Determine precedence of mathematic operators

Question

I have to convert a non-fully parenthesized sequence from infix to postfix. This also needs to use stacks. There is a stack for operators to be stored. I need to determine the precedence of the operators to make sure that the proper operator is printed in the correct spot in the converted postfix sequence. Here is pseudocode:

do if (the next input is a left parenthesis) Read the left parenthesis and push it onto the stack. else if (the next input is a number or other operand) Read the operand and write it to the output. else if (the next input is one of the operation symbols) { Pop and print operations off the stack until one of three things occurs: (1) The stack becomes empty, (2) the next symbol on the stack is a left parenthesis, or (3) the next symbol on the stack is an operation with lower precedence than the next input symbol. When one of these situations occurs, stop popping, read the next input symbol, and push this symbol onto the stack. } else { Read and discard the next input symbol (which should be a right parenthesis). Pop and print operations off the stack until the next symbol on the stack is a left parenthesis. (If no left parenthesis is encountered, then print an error message indicating unbalanced parentheses and halt.) Finally, pop and discard the left parenthesis. } while (there is more of the expression to read);

The bolded text is the confusing part to me. Does anyone have a suggestion on an approach to this? Let me know if more information is needed....

Answer 1

Seems like the procedure described is a bit vague to me too but I think what it is saying is say you have

...(2 + 3 ^ 4 * 5 - 6)...

and your stack starts off looking like (

so you find 2 and do your thing with it and find + . The next symbol on the stack is ( so you read the + and push it on to the stack. Now your stack looks like (+ .

Then you find 3 , do your thing with it and move on to find ^ . The description makes it sound like you could start popping here because it meets the second else if but you don't because of what you've emboldened. The next symbol on the stack is + and of lower precedence. You don't know what the symbol after the ^ is so you can't start popping yet. Instead, you push ^ on to the stack and keep parsing. Your stack looks like (+^ .

You find 4 and do your thing with it. Then you parse forward and you find * . The next symbol on the stack is of higher precedence so you start popping until the next symbol on the stack is + . Being of lower precedence than * ("the next input"), you push * on to the stack and parse forward again. Your stack looks like (+* .
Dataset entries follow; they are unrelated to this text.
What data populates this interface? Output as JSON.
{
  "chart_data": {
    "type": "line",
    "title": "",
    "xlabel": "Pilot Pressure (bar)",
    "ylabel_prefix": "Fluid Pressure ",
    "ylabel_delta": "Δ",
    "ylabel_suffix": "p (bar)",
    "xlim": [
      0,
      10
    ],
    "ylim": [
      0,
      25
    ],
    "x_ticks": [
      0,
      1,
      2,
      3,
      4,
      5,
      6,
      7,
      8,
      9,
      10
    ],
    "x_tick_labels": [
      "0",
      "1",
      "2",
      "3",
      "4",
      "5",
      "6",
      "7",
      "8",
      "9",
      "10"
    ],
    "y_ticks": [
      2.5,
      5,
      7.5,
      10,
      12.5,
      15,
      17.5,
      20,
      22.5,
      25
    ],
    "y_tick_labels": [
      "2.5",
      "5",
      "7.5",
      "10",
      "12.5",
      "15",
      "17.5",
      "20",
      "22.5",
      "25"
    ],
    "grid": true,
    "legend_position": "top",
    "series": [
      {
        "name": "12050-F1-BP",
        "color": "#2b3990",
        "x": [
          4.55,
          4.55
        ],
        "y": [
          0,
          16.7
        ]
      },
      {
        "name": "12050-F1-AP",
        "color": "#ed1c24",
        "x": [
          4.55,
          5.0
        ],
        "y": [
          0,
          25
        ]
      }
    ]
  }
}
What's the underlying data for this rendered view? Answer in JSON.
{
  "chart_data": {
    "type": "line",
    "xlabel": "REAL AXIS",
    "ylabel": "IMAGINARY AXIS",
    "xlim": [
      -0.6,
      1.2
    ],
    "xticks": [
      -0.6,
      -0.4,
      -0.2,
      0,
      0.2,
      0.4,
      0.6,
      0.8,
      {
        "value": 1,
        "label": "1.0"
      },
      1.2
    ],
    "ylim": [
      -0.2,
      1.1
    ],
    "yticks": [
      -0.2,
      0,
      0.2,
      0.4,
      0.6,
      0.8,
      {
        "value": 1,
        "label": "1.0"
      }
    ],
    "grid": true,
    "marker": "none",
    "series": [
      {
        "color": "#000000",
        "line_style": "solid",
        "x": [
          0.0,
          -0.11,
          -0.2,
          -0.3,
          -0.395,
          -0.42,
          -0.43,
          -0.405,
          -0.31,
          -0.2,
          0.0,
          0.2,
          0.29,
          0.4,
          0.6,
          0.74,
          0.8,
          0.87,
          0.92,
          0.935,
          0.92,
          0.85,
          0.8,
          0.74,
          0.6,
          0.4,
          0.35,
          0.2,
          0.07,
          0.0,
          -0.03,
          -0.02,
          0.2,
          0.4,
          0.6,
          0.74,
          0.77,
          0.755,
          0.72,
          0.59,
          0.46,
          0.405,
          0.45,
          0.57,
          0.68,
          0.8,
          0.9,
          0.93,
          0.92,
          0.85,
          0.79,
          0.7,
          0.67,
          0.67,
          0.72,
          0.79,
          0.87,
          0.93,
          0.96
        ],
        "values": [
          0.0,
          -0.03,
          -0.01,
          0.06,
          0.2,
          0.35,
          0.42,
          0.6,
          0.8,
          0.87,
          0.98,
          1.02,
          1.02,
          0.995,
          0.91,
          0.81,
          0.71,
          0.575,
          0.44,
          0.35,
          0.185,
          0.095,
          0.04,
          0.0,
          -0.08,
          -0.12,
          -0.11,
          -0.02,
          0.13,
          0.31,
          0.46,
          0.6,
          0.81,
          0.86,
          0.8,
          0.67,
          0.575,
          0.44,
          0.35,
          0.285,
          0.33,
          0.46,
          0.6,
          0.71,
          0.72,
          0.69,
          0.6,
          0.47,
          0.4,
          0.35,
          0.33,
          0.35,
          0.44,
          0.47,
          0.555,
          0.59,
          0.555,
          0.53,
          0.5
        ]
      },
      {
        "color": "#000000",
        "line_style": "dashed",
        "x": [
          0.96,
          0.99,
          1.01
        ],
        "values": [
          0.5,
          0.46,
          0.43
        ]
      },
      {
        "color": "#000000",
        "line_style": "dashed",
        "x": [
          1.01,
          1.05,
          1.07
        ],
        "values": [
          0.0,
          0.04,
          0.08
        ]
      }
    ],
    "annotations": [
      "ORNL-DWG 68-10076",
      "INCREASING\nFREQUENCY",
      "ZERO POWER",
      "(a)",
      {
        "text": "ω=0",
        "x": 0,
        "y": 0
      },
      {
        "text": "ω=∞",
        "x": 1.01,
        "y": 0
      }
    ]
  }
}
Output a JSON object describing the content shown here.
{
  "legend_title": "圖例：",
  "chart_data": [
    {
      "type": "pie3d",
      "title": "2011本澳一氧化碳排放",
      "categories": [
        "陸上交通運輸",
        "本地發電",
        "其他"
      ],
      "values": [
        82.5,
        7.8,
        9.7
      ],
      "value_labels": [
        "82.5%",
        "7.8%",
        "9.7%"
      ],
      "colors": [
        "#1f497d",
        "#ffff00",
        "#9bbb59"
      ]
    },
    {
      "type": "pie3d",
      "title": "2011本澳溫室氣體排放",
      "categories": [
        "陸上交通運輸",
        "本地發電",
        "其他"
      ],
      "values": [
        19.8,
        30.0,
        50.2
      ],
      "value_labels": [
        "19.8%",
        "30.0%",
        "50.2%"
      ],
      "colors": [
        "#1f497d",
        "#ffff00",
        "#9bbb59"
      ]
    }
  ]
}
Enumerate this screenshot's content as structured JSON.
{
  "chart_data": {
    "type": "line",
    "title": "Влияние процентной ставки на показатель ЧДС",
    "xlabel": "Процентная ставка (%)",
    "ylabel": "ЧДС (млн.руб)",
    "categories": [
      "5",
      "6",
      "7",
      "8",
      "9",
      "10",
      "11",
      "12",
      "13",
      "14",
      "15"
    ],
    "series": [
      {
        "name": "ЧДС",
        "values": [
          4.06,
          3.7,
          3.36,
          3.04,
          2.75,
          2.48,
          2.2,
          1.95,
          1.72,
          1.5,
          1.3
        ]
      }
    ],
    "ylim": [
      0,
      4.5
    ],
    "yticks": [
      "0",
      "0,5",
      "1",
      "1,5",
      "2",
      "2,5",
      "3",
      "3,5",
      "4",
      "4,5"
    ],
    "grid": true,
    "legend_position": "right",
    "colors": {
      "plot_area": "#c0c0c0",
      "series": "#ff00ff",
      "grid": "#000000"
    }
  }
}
You find 5 and do your thing with it. I guess normally you'd have a #2 stack with the numbers in it if you were making a real calculator. Now the next input symbol is - so you pop all the way back until the next symbol on the stack is ( again. You stop popping again because you still have - as the next input waiting around for whatever is on the right side. (You are pretending you have 407 stored in memory somewhere from the popping you just did.)

You parse forward, get to the 6 and do your thing with it. The next symbol is ) which doesn't fit any of the inner conditions so you discard it. If you had a long line of operators piled up in the stack here, you would start popping again but instead you just print the - . Now the next symbol on the stack is ( again. You pop and discard it.

I'd guess that's how it's supposed to work.